The group, Americans for Responsible Innovation, which has pushed for more restrictions around Nvidia’s exports, said the panels should also look at whether the company did enough to stop smuggling.
“A public hearing would help clarify the facts, identify regulatory gaps, and signal that national security cannot be compromised for short-term commercial gain,” the nonprofit said in its letter, dated Thursday.
Questions about the scale and response to potential smuggling of Nvidia’s cutting-edge chips have prompted big swings on policy in the last year, and are crucial to bills that lawmakers could soon take up.
ARI urged hearings at the panels overseeing the Commerce Department’s export controls program — the Senate Banking Committee and the House Foreign Affairs Committee — plus the House China Committee.
Chips and flips. As with other policy issues around Nvidia, the viewpoints on smuggling are diverse. Nvidia CEO Jensen Huang has insisted “diversion” of state-of-the-art chips essentially doesn’t happen, in part because his company’s two-ton assemblies are just too massive to sneak away.
A July investigation by the Financial Times estimated the smuggled chips are worth $1 billion.
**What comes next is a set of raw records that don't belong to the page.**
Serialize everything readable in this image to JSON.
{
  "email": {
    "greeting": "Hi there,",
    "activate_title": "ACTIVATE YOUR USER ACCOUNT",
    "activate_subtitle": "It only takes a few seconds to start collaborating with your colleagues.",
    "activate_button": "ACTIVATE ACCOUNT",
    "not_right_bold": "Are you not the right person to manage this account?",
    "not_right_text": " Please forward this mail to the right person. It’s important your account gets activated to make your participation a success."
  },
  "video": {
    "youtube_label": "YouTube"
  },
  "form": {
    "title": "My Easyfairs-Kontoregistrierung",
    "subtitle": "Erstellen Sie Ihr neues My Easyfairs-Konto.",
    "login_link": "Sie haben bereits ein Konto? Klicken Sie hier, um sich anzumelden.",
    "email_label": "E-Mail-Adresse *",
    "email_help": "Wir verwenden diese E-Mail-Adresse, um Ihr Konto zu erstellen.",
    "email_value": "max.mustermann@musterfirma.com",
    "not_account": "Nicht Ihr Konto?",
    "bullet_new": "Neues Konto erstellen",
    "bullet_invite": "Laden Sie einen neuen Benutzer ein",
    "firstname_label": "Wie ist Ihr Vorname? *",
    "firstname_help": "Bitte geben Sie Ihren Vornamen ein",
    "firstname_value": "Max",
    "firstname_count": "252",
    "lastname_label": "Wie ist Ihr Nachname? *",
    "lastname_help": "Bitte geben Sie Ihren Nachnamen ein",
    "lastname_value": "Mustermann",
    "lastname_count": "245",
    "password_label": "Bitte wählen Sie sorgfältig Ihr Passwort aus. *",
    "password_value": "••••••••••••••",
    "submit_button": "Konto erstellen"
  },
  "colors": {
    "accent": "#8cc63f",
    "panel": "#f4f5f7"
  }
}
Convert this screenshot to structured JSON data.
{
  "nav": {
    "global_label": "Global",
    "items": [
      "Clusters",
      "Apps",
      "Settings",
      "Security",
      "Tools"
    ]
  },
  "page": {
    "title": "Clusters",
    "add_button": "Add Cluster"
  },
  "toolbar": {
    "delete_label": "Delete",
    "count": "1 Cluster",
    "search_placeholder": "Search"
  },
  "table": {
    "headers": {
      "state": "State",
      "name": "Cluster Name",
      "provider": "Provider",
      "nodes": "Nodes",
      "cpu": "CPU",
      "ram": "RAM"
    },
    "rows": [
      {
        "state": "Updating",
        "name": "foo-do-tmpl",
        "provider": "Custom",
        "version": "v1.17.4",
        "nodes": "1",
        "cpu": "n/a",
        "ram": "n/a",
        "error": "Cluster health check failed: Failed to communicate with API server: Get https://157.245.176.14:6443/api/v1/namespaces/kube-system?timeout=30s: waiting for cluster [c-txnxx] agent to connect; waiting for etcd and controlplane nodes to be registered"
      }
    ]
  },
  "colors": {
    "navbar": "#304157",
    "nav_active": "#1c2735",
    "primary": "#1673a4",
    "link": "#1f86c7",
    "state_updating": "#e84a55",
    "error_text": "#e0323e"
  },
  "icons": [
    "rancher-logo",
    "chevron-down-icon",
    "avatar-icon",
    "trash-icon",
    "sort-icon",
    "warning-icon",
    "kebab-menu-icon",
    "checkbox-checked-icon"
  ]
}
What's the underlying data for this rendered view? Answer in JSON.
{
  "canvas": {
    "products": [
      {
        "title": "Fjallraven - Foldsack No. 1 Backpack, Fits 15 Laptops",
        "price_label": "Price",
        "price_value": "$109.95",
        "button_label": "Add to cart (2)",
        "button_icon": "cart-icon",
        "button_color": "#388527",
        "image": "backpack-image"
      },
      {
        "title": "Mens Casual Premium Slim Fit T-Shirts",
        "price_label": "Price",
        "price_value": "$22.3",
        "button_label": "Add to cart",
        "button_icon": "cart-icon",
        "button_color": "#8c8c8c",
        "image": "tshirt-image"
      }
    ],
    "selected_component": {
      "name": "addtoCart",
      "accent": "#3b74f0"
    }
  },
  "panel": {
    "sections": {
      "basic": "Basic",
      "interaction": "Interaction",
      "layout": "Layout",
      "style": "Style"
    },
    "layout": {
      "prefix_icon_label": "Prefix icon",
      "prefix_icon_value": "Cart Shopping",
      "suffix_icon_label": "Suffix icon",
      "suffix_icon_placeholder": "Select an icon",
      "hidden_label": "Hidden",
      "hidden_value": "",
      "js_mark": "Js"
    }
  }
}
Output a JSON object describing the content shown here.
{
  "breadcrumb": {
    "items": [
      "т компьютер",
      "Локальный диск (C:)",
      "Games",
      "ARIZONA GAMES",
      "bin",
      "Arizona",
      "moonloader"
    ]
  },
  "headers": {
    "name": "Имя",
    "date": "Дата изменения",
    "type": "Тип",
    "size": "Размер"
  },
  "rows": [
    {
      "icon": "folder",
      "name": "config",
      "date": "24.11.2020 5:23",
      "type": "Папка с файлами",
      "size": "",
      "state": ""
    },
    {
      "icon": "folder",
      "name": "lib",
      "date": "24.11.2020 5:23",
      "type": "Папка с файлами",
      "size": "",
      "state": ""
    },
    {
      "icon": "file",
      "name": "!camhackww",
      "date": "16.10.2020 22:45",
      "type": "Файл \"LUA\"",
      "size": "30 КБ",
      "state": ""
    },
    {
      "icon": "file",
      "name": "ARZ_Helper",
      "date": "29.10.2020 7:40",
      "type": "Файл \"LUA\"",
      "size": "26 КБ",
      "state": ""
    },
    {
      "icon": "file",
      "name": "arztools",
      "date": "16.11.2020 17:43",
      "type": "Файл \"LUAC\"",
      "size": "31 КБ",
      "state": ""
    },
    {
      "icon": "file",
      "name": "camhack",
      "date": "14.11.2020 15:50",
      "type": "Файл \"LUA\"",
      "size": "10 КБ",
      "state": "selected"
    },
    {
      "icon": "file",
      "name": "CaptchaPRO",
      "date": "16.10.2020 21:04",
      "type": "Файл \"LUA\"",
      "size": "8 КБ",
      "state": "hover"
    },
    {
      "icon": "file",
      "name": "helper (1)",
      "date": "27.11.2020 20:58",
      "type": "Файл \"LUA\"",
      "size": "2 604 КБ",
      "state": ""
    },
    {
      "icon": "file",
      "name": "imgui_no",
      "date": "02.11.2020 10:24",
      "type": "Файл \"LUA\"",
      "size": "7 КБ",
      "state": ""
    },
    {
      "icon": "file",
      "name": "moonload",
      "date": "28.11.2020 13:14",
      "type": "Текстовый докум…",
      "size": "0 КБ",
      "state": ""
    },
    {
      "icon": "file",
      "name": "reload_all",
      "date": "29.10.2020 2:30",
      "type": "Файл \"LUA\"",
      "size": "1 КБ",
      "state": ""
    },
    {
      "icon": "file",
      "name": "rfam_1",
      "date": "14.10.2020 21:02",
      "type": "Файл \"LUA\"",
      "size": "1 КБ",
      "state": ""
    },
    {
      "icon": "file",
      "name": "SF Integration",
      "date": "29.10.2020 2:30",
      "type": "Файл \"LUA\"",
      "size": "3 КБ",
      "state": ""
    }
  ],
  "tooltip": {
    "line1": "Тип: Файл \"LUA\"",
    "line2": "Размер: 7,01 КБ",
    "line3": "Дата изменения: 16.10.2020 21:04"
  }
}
On Tuesday, the Justice Department also announced it had charged two Chinese nationals with smuggling “tens of millions of dollars’ worth of sensitive microchips.”
Nvidia spokesperson Sarah Weinstein said in a statement that the DOJ’s “case demonstrates that smuggling is a nonstarter.”
“Even relatively small exporters and shipments are subject to thorough review and scrutiny, and any diverted products would have no service, support, or updates,” Weinstein said.
China hawks worry Beijing is poised to beat the United States in the AI race by stealing shipments of advanced chips, or by hiding the fact that Chinese firms are the ultimate buyers. President Joe Biden’s administration had sought to control Nvidia sales to other countries in response to this concern.
President Donald Trump, whom Huang has courted, has leaned toward the view that America’s victory means strengthening U.S. chip-makers that want to sell worldwide.
The Trump administration reversed the Biden-era effort and opened up sales to China of earlier-generation Nvidia chips.
Tariffs. Speaking of the White House and chips, Trump said Wednesday night that he’s ready to put 100% tariffs on semiconductors. The idea’s really been scaring tech lately, though Trump said there’d be no levy on firms that pledge to build their chips in the U.S.